No me voy a meter a discutir las ideas de algunos filósofos como Sam Harris que niegan la existencia del libre albedrío. Y uso el verbo “hacer” en su concepto más reducido. Específicamente en cuanto a nuestro comportamiento en las relaciones personales. Si yo hago algo por alguien más, no es a pesar de lo que yo quiero, sino precisamente porque se me da la gana. Me da la satisfacción de complacerme a mí misma también.

Desde que entendí esto, aprecio aún más las cosas que hacen por mí. Porque entiendo que el acto tiene importancia. Y se hace en libertad. ¿Qué más puedo pedir de una buena relación?

El volumen alto

En casa somos casi todos ruidosos. Nos reímos a carcajadas, se escucha cuando hablamos, también cuando peleamos. Tratamos de no gritar, pero el volumen de la casa ciertamente no es bajo. A mí me gusta eso. Soy hija única y mi mundo fue muy callado. Aún ahora puedo pasar todo el día sin hablar. Pero me gusta tener música puesta todo el tiempo, podcasts cuando cocino y sentarme a comer con mi gente y hablar. Mucho.
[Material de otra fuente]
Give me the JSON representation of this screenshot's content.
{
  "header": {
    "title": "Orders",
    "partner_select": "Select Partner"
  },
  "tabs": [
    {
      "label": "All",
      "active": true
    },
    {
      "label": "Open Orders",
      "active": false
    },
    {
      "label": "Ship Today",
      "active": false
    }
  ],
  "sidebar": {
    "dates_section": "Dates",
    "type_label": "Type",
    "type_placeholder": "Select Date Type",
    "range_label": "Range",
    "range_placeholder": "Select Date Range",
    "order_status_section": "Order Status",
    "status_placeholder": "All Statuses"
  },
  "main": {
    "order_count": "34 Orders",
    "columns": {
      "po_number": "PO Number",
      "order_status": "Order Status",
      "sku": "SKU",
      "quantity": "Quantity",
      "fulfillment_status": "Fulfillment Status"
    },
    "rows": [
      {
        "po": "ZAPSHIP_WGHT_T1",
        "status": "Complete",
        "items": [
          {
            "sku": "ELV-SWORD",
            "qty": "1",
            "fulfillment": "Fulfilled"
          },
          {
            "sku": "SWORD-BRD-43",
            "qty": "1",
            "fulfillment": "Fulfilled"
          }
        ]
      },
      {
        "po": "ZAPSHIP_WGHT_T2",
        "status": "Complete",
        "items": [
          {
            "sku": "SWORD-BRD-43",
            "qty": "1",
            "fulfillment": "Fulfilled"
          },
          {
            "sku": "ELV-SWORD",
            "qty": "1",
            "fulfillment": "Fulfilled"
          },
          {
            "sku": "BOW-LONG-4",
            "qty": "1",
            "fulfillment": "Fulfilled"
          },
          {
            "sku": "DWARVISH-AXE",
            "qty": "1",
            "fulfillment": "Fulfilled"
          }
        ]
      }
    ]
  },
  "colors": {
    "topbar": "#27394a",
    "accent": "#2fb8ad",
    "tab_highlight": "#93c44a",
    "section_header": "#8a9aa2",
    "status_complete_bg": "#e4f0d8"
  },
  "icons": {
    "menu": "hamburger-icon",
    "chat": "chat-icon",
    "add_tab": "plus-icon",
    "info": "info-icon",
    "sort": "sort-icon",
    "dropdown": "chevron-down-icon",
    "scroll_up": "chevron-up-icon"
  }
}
Tal vez no es lo recio, sino lo frecuente que importa. Hay que hablar. Todo el tiempo. De emociones, de cosas que nos pasan, de lo que queremos que pase. Y escuchar. Todo. Desde el mundo de Minecraft, los Pinterests de cupcakes, hasta cómo quieren crecer. Todo es importante.

Se vale ser callado, pero no hermético. Y se vale hablar alto, pero no grosero. Y todo lo que queda enmedio.